Por tamyres.matos

Rio - Um país que se paralisa diante da televisão para assistir a um beijo gay na novela — depois de semanas de torcida e campanha por direitos iguais, respeito e cidadania — nem sequer pode cogitar pensar em defender ‘justiçamentos’ como os que ganharam o mundo esta semana. Na superficialidade, as causas não se assemelham, mas têm muito em comum. Derivam da mesma raiz: o Estado Democrático de Direito, das liberdades e da justiça.

O beijo gay de ‘Amor à vida’, escancarado, encerrou anos de tabu, timidamente arranhado com personagens femininas ou demonstrações veladas de afeto. Uma nação justa não persegue homossexuais, ao contrário. Garante-lhes vida plena, com direitos de cidadão assegurados pelo Estado. Busca a tolerância, mas não cerceia a opinião de quem não compartilha dessas orientações. Só pune ataques, ofensas e agressões — infelizmente ainda comuns na sociedade.

Como dissociar, então, o Estado que se esforça pela cidadania de todos do que se cala diante de barbáries? Matar ladrões na rua ou acorrentá-los a postes depois de lichamentos é a negação mais aguda da democracia. É patrocinar a selvageria, a irracionalidade, o vácuo de poder.
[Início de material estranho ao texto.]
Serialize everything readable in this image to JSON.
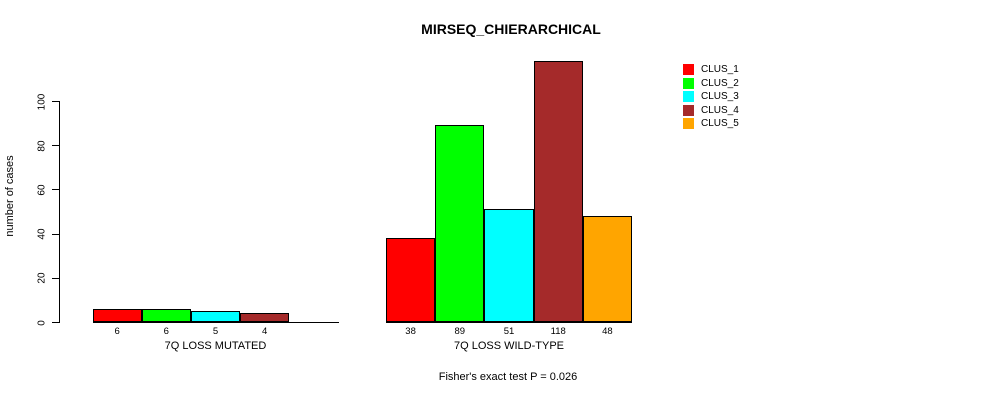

Há uma enorme diferença entre garantir julgamento próprio a quem delínque e “defender bandidos”, como apregoam simpatizantes de justiceiros. No meio, existe a negligência do Estado, notada em várias frentes, que falha no policiamento ostensivo, na execução penal, na recuperação de presos e no trato de menores infratores. Mas usar de bestialidade como vingança é jogar ainda mais violência numa pretensa e errônea luta contra a violência das ruas.

Há diversas formas de exigir segurança, cidadania, liberdade e justiça. Uma é protestando sem vandalismo — obviamente sem rojões assassinos. Outra é estimulando o debate político e levar a questão para as eleições.